When my kids were home, a couple of deer each year went a long way towards providing the a substantial amount of the red meat we included in our diet. We never bought beef-burger, rib-eyes or other beef steak. Once in a while, we’d have roast beef. Now the kids are gone and my wife and I still have similar diets. We just don’t need as much venison as we did with hungry teenagers at the table.
It’s the same for many families and it became a conundrum for many hunters. They only needed so much meat in the freezer to satisfy their need, but they enjoyed hunting deer. The DNRs in our area encouraged hunters to keep hunting and harvest more deer to keep the local population under control. But no hunter wants the meat harvested to go to waste.
An avid hunter, using archery, shotguns and muzzleloading rifles, hunting from early October to January and buying the right licenses can legally bring home four, five or more deer. Faced with this, hunting groups as well as DNRs encouraged hunters to donate the deer they bagged over what they needed personally to food banks or other organizations who could use it to feed hungry individuals or distribute to hungry families.
The rub in this was the legality and expense of turning a freshly killed buck into packaged meat the recipients could use. Most food banks and church pantries don’t have meat processing facilities and are reluctant or, in some areas, legally unable to accept packaged meat not handled by a commercial meat processor. Doing so ensured the meat being used was fresh, properly handled by the hunter and processed in a sanitary environment.

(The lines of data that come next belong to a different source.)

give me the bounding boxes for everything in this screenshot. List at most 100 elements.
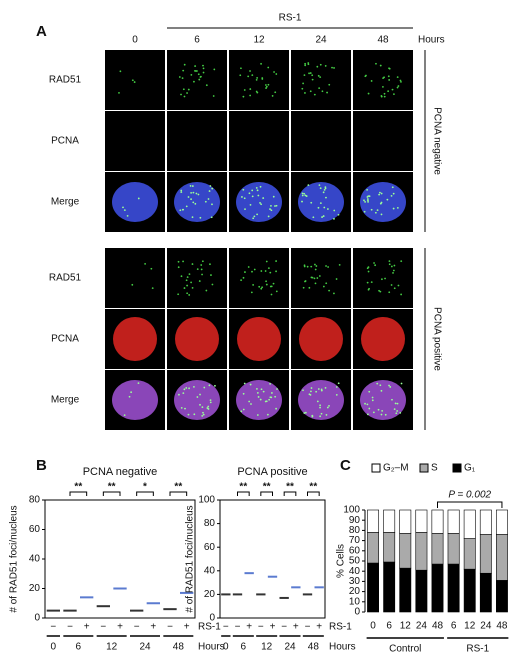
focus bbox=[381, 409, 384, 412]
focus bbox=[203, 386, 206, 389]
focus bbox=[327, 266, 330, 268]
focus bbox=[264, 400, 267, 403]
focus bbox=[198, 78, 201, 81]
focus bbox=[202, 64, 204, 67]
focus bbox=[319, 202, 322, 205]
focus bbox=[379, 191, 381, 194]
focus bbox=[380, 95, 383, 98]
focus bbox=[272, 195, 275, 198]
focus bbox=[304, 411, 307, 414]
y-tick-label: 30 bbox=[349, 576, 361, 587]
panel-label: C bbox=[340, 457, 351, 474]
focus bbox=[309, 72, 312, 74]
focus bbox=[311, 74, 314, 77]
focus bbox=[201, 414, 204, 417]
focus bbox=[201, 273, 203, 276]
x-tick-label: 12 bbox=[400, 621, 412, 632]
focus bbox=[395, 412, 398, 415]
legend-swatch bbox=[452, 463, 462, 473]
focus bbox=[258, 285, 261, 288]
focus bbox=[310, 265, 313, 268]
focus bbox=[275, 260, 277, 262]
x-tick-label: 24 bbox=[416, 621, 428, 632]
focus bbox=[275, 270, 277, 273]
focus bbox=[211, 187, 214, 190]
focus bbox=[191, 185, 194, 187]
focus bbox=[182, 88, 185, 91]
focus bbox=[243, 382, 246, 385]
focus bbox=[257, 194, 260, 197]
bar-segment bbox=[463, 509, 476, 539]
focus bbox=[265, 87, 267, 89]
focus bbox=[366, 413, 369, 416]
focus bbox=[328, 405, 330, 407]
focus bbox=[199, 403, 201, 406]
focus bbox=[318, 275, 321, 277]
focus bbox=[319, 406, 321, 409]
y-tick-label: 60 bbox=[349, 545, 361, 556]
unit-label: Hours bbox=[418, 35, 445, 46]
column-label: 24 bbox=[315, 35, 327, 46]
focus bbox=[198, 280, 201, 282]
focus bbox=[195, 192, 198, 195]
nucleus bbox=[112, 182, 158, 222]
focus bbox=[324, 386, 327, 389]
focus bbox=[196, 396, 199, 398]
focus bbox=[255, 78, 258, 81]
column-label: 6 bbox=[194, 35, 200, 46]
focus bbox=[248, 192, 251, 195]
bar-segment bbox=[496, 580, 508, 613]
focus bbox=[392, 272, 394, 274]
nucleus bbox=[361, 317, 405, 361]
group-label: RS-1 bbox=[466, 644, 489, 655]
focus bbox=[197, 193, 200, 196]
micrograph bbox=[167, 248, 227, 308]
focus bbox=[370, 80, 373, 82]
focus bbox=[260, 388, 263, 391]
focus bbox=[392, 269, 395, 272]
focus bbox=[268, 398, 271, 401]
focus bbox=[239, 74, 242, 77]
focus bbox=[387, 90, 390, 93]
y-tick-label: 40 bbox=[29, 554, 41, 565]
focus bbox=[319, 76, 322, 78]
y-tick-label: 60 bbox=[204, 542, 216, 553]
focus bbox=[320, 412, 323, 415]
focus bbox=[259, 398, 262, 401]
bar-segment bbox=[431, 509, 444, 534]
focus bbox=[310, 201, 313, 204]
focus bbox=[379, 384, 382, 387]
focus bbox=[256, 414, 259, 416]
group-label: PCNA positive bbox=[431, 307, 442, 371]
focus bbox=[319, 63, 322, 66]
focus bbox=[338, 263, 341, 266]
focus bbox=[367, 200, 369, 203]
rs1-label: − bbox=[258, 622, 264, 633]
hours-label: 24 bbox=[139, 642, 151, 653]
focus bbox=[183, 287, 186, 289]
focus bbox=[212, 95, 215, 97]
panel-label: B bbox=[36, 457, 47, 474]
sig-bracket bbox=[136, 491, 154, 496]
bar-segment bbox=[399, 567, 412, 613]
p-bracket bbox=[437, 501, 503, 508]
focus bbox=[317, 206, 320, 209]
focus bbox=[388, 263, 391, 266]
focus bbox=[388, 260, 391, 262]
focus bbox=[180, 275, 183, 278]
nucleus bbox=[298, 380, 344, 420]
micrograph bbox=[291, 248, 351, 308]
y-tick-label: 100 bbox=[343, 505, 360, 516]
bar-segment bbox=[383, 561, 396, 613]
row-label: PCNA bbox=[51, 136, 79, 147]
focus bbox=[270, 285, 273, 288]
focus bbox=[259, 202, 261, 204]
focus bbox=[322, 191, 325, 194]
focus bbox=[209, 401, 212, 404]
hours-label: 6 bbox=[76, 642, 82, 653]
focus bbox=[381, 278, 383, 281]
focus bbox=[182, 260, 184, 263]
bar-segment bbox=[496, 509, 508, 535]
focus bbox=[317, 74, 320, 77]
focus bbox=[250, 403, 252, 405]
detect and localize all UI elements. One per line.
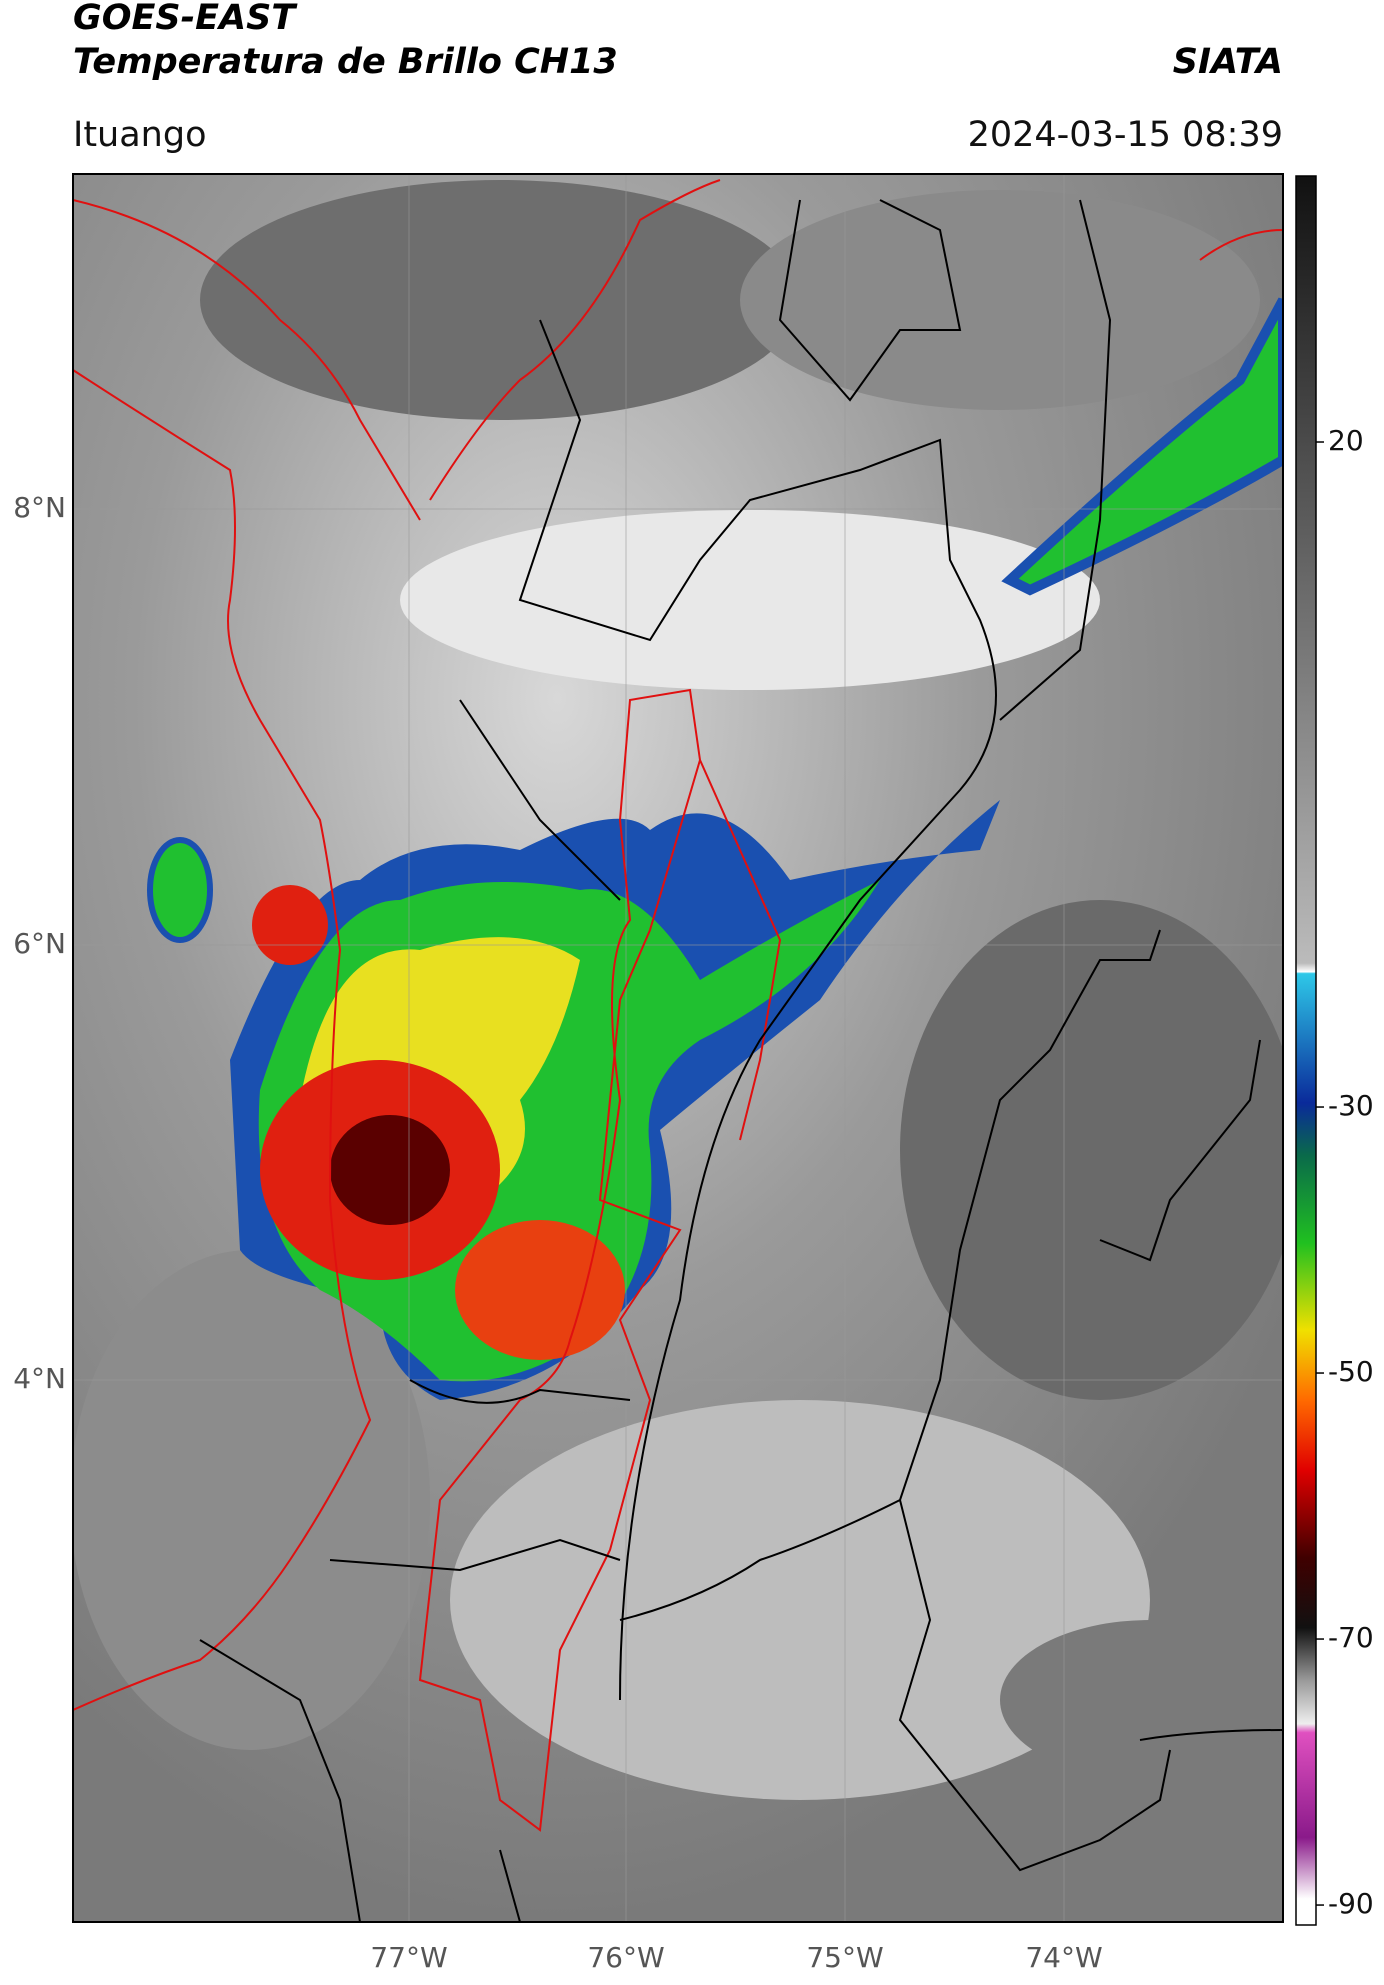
title-line1: GOES-EAST <box>73 0 298 38</box>
lat-label: 8°N <box>13 491 66 524</box>
lon-label: 75°W <box>806 1941 883 1974</box>
colorbar-tick-label: -30 <box>1328 1089 1374 1122</box>
brand: SIATA <box>1173 42 1283 82</box>
title-line2: Temperatura de Brillo CH13 <box>73 42 618 82</box>
colorbar-tick-label: 20 <box>1328 424 1364 457</box>
storm-band <box>1001 297 1283 596</box>
timestamp: 2024-03-15 08:39 <box>968 115 1283 155</box>
colorbar <box>1295 175 1317 1926</box>
antioquia-boundary <box>418 688 782 1832</box>
colorbar-tick-label: -90 <box>1328 1887 1374 1920</box>
cloud-patch <box>200 180 800 420</box>
map-frame <box>72 173 1284 1923</box>
location: Ituango <box>73 115 207 155</box>
storm-core <box>330 1115 450 1225</box>
storm-red <box>252 885 328 965</box>
lon-label: 74°W <box>1025 1941 1102 1974</box>
colorbar-tick-label: -70 <box>1328 1621 1374 1654</box>
cloud-patch <box>900 900 1283 1400</box>
colorbar-tick-label: -50 <box>1328 1355 1374 1388</box>
coastline <box>73 179 1283 1711</box>
storm-red <box>455 1220 625 1360</box>
lat-label: 4°N <box>13 1362 66 1395</box>
storm-cell <box>147 837 213 943</box>
lon-label: 77°W <box>370 1941 447 1974</box>
department-boundaries <box>199 199 1283 1922</box>
cloud-patch <box>1000 1620 1283 1780</box>
cloud-patch <box>400 510 1100 690</box>
cloud-patch <box>450 1400 1150 1800</box>
map-image <box>73 174 1283 1922</box>
lat-label: 6°N <box>13 927 66 960</box>
cloud-patch <box>73 1250 430 1750</box>
lon-label: 76°W <box>587 1941 664 1974</box>
cloud-patch <box>740 190 1260 410</box>
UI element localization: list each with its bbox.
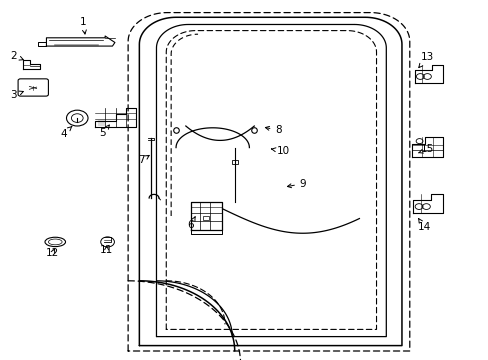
- Text: 7: 7: [138, 155, 149, 165]
- Text: 9: 9: [287, 179, 306, 189]
- Bar: [231, 160, 237, 164]
- Text: 4: 4: [60, 126, 72, 139]
- Text: 2: 2: [10, 51, 23, 61]
- Text: 15: 15: [418, 144, 434, 154]
- Bar: [203, 216, 208, 220]
- Text: 1: 1: [80, 17, 86, 34]
- Text: 14: 14: [416, 219, 430, 232]
- Text: 12: 12: [46, 248, 60, 258]
- Text: 11: 11: [100, 245, 113, 255]
- Text: 13: 13: [418, 52, 434, 68]
- Text: 6: 6: [187, 217, 195, 230]
- Text: 8: 8: [265, 125, 282, 135]
- Text: 10: 10: [271, 146, 289, 156]
- Text: 3: 3: [10, 90, 23, 100]
- Text: 5: 5: [99, 125, 109, 138]
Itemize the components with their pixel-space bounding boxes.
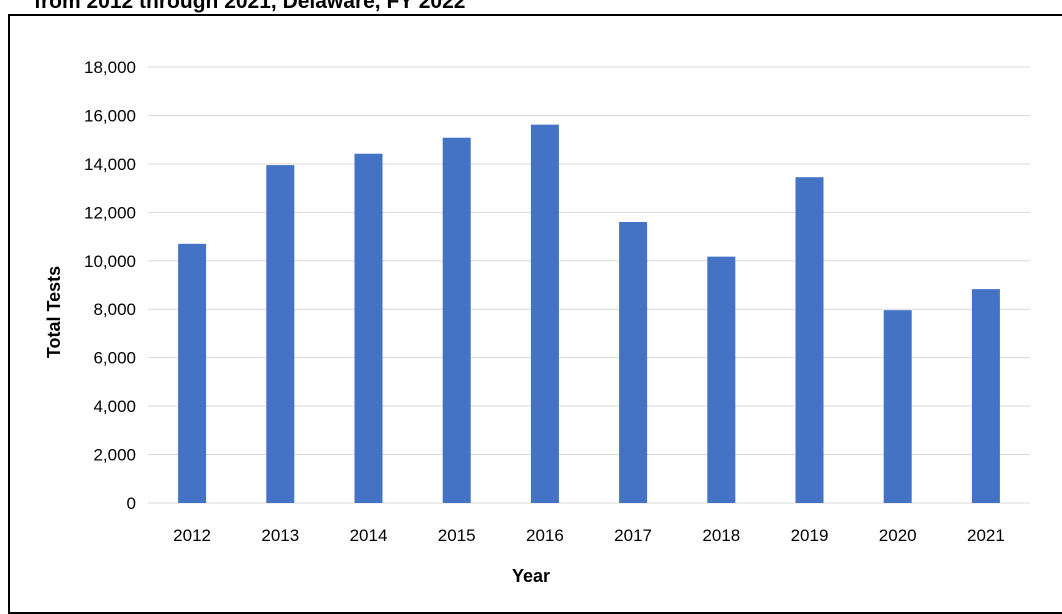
bars: [178, 124, 1000, 504]
y-axis-title: Total Tests: [44, 266, 64, 358]
x-tick-label: 2015: [438, 526, 476, 545]
x-tick-label: 2019: [791, 526, 829, 545]
bar-chart: 0 2,000 4,000 6,000 8,000 10,000 12,000 14,000 1…: [44, 58, 1030, 586]
x-tick-labels: 2012 2013 2014 2015 2016 2017 2018 2019 2020 2021: [173, 526, 1005, 545]
bar-2018: [707, 256, 736, 503]
y-tick-label: 8,000: [93, 300, 136, 319]
y-tick-label: 12,000: [84, 203, 136, 222]
y-tick-label: 10,000: [84, 252, 136, 271]
bar-2019: [795, 177, 824, 503]
y-tick-label: 4,000: [93, 397, 136, 416]
y-tick-label: 18,000: [84, 58, 136, 77]
bar-2017: [619, 222, 648, 503]
y-tick-label: 2,000: [93, 446, 136, 465]
x-tick-label: 2013: [261, 526, 299, 545]
x-tick-label: 2016: [526, 526, 564, 545]
y-tick-label: 16,000: [84, 106, 136, 125]
y-tick-label: 14,000: [84, 155, 136, 174]
y-tick-label: 0: [127, 494, 136, 513]
x-tick-label: 2017: [614, 526, 652, 545]
y-tick-labels: 0 2,000 4,000 6,000 8,000 10,000 12,000 14,000 1…: [84, 58, 136, 513]
chart-title-fragment: from 2012 through 2021, Delaware, FY 202…: [34, 0, 466, 13]
bar-2016: [530, 124, 559, 503]
x-axis-title: Year: [512, 566, 550, 586]
y-tick-label: 6,000: [93, 349, 136, 368]
x-tick-label: 2021: [967, 526, 1005, 545]
gridlines: [148, 66, 1030, 504]
bar-2014: [354, 153, 383, 503]
bar-2012: [178, 243, 207, 504]
bar-2013: [266, 165, 295, 503]
x-tick-label: 2014: [350, 526, 388, 545]
x-tick-label: 2018: [702, 526, 740, 545]
bar-2015: [442, 137, 471, 503]
bar-2020: [883, 310, 912, 503]
bar-2021: [971, 289, 1000, 503]
x-tick-label: 2012: [173, 526, 211, 545]
x-tick-label: 2020: [879, 526, 917, 545]
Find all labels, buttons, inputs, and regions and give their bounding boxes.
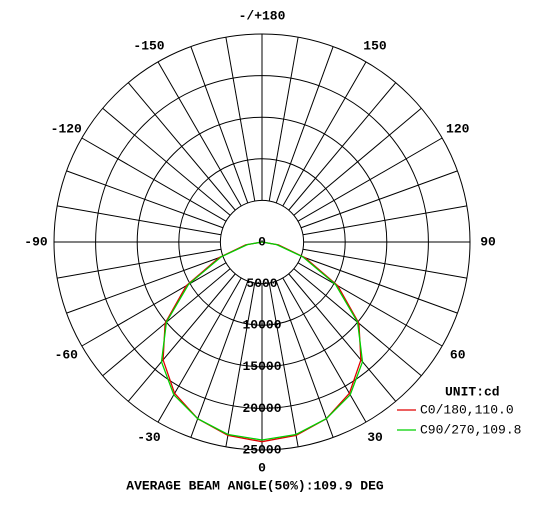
curve: [160, 241, 364, 441]
curve: [162, 241, 362, 443]
angle-tick-label: -150: [133, 39, 164, 54]
ring: [136, 116, 388, 368]
r-tick-label: 10000: [242, 318, 281, 333]
legend-label: C0/180,110.0: [420, 402, 514, 417]
angle-tick-label: -90: [24, 234, 48, 249]
angle-tick-label: 60: [450, 347, 466, 362]
angle-tick-label: 30: [367, 430, 383, 445]
angle-tick-label: 150: [363, 39, 387, 54]
angle-tick-label: -30: [137, 430, 161, 445]
beam-angle-note: AVERAGE BEAM ANGLE(50%):109.9 DEG: [126, 478, 384, 493]
r-tick-label: 5000: [246, 276, 277, 291]
angle-tick-label: -60: [55, 347, 79, 362]
angle-tick-label: 90: [480, 234, 496, 249]
angle-tick-label: -120: [51, 121, 82, 136]
angle-tick-label: 120: [446, 121, 470, 136]
r-tick-label: 0: [258, 234, 266, 249]
ring: [95, 75, 429, 409]
angle-tick-label: -/+180: [239, 8, 286, 23]
legend-title: UNIT:cd: [445, 384, 500, 399]
r-tick-label: 25000: [242, 442, 281, 457]
r-tick-label: 20000: [242, 401, 281, 416]
ring: [53, 33, 471, 451]
legend-label: C90/270,109.8: [420, 422, 521, 437]
r-tick-label: 15000: [242, 359, 281, 374]
ring: [219, 199, 305, 285]
ring: [178, 158, 346, 326]
angle-tick-label: 0: [258, 460, 266, 475]
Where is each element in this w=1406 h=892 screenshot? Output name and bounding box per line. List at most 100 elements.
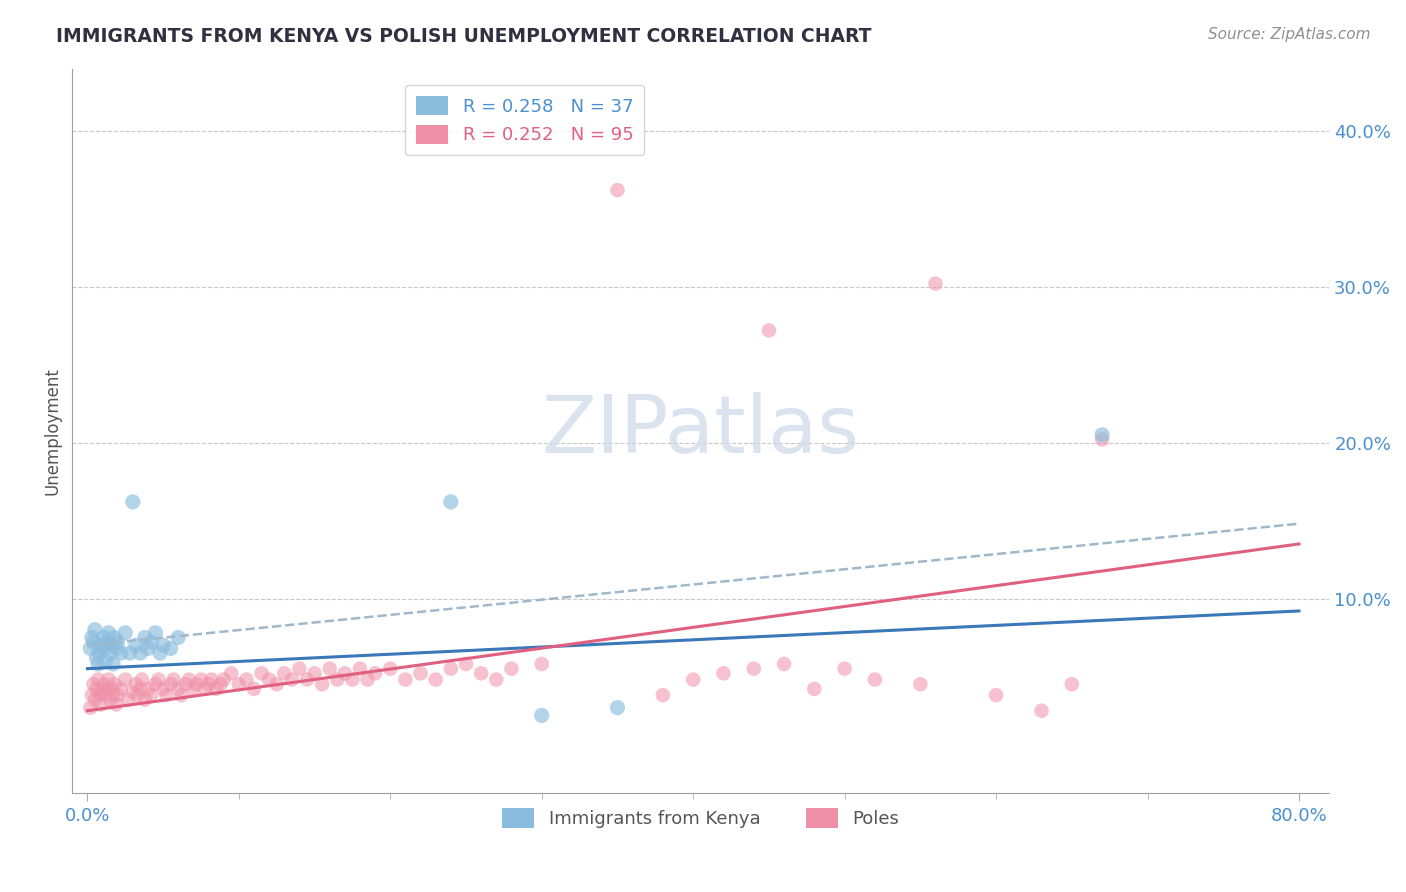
Point	[94, 654, 117, 668]
Point	[194, 681, 217, 696]
Point	[333, 666, 356, 681]
Point	[863, 673, 886, 687]
Point	[110, 646, 132, 660]
Point	[145, 625, 167, 640]
Point	[530, 657, 553, 671]
Point	[91, 685, 114, 699]
Point	[425, 673, 447, 687]
Point	[87, 673, 110, 687]
Point	[97, 625, 120, 640]
Point	[197, 677, 219, 691]
Point	[266, 677, 288, 691]
Point	[114, 673, 136, 687]
Point	[167, 681, 190, 696]
Point	[80, 631, 103, 645]
Point	[200, 673, 222, 687]
Point	[713, 666, 735, 681]
Point	[235, 673, 257, 687]
Point	[145, 677, 167, 691]
Text: ZIPatlas: ZIPatlas	[541, 392, 860, 470]
Point	[273, 666, 295, 681]
Point	[87, 657, 110, 671]
Point	[105, 698, 128, 712]
Point	[318, 662, 340, 676]
Point	[94, 688, 117, 702]
Point	[101, 657, 124, 671]
Point	[1091, 433, 1114, 447]
Point	[139, 688, 162, 702]
Point	[326, 673, 349, 687]
Point	[257, 673, 280, 687]
Point	[91, 641, 114, 656]
Point	[97, 673, 120, 687]
Point	[440, 495, 463, 509]
Point	[910, 677, 932, 691]
Point	[183, 681, 205, 696]
Point	[149, 646, 172, 660]
Point	[80, 688, 103, 702]
Point	[136, 641, 159, 656]
Point	[311, 677, 333, 691]
Point	[530, 708, 553, 723]
Point	[86, 681, 108, 696]
Point	[924, 277, 946, 291]
Point	[131, 673, 153, 687]
Point	[212, 673, 235, 687]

Meat processors are businesses. Most could and would “donate” a few butcher-jobs each year, but can’t afford to process meaningful amounts for free. Few food depositories have the funds to pay the processors directly. A hunter might be willing donate a surplus animal, but what if it came with a hefty price tag? He’s less likely to keep hunting. In a few areas, sportsmen’s groups or others help as they can on a local basis.
What was needed was a statewide or even national organization dedicated to putting donated game (or donated domestic livestock) in front of hungry people. Thus, an organization called Farmers and Hunters Feeding the Hungry was founded. FHFH started small but has grown for almost two decades. Started in 1997, the group has paid meat processors to butcher enough deer, elk and livestock to provide 17.5 million servings. In the past year, HFFH processors butchered over 3000 donated animals in twenty five states including 29 in Indiana and 11 in Illinois. Recently, the Pope and Young Club Conservation, Education and Outreach fund awarded a grant to FHFH to fund the startup of 5 new chapters with materials and processing. Local FHFH chapters raise money in several ways, primarily by sponsoring fund raising events, the proceeds from these going straight to the cooperating processors in their area. The Pope and Young Club is a non-profit North American conservation and bowhunting organization dedicated to the promotion and protection of our bowhunting heritage, hunting ethics and wildlife conservation. The Club also maintains the universally recognized repository for the records and statistics on North American big game animals harvested with a bow and arrow. Surveys have shown that programs like FHFH help encourage people to try hunting for the first time, continue hunting after filling their own freezers, or become interested in hunting again. FHFH projects a positive image of hunters as both conservationists and humanitarians in the eyes of the media and non-hunters.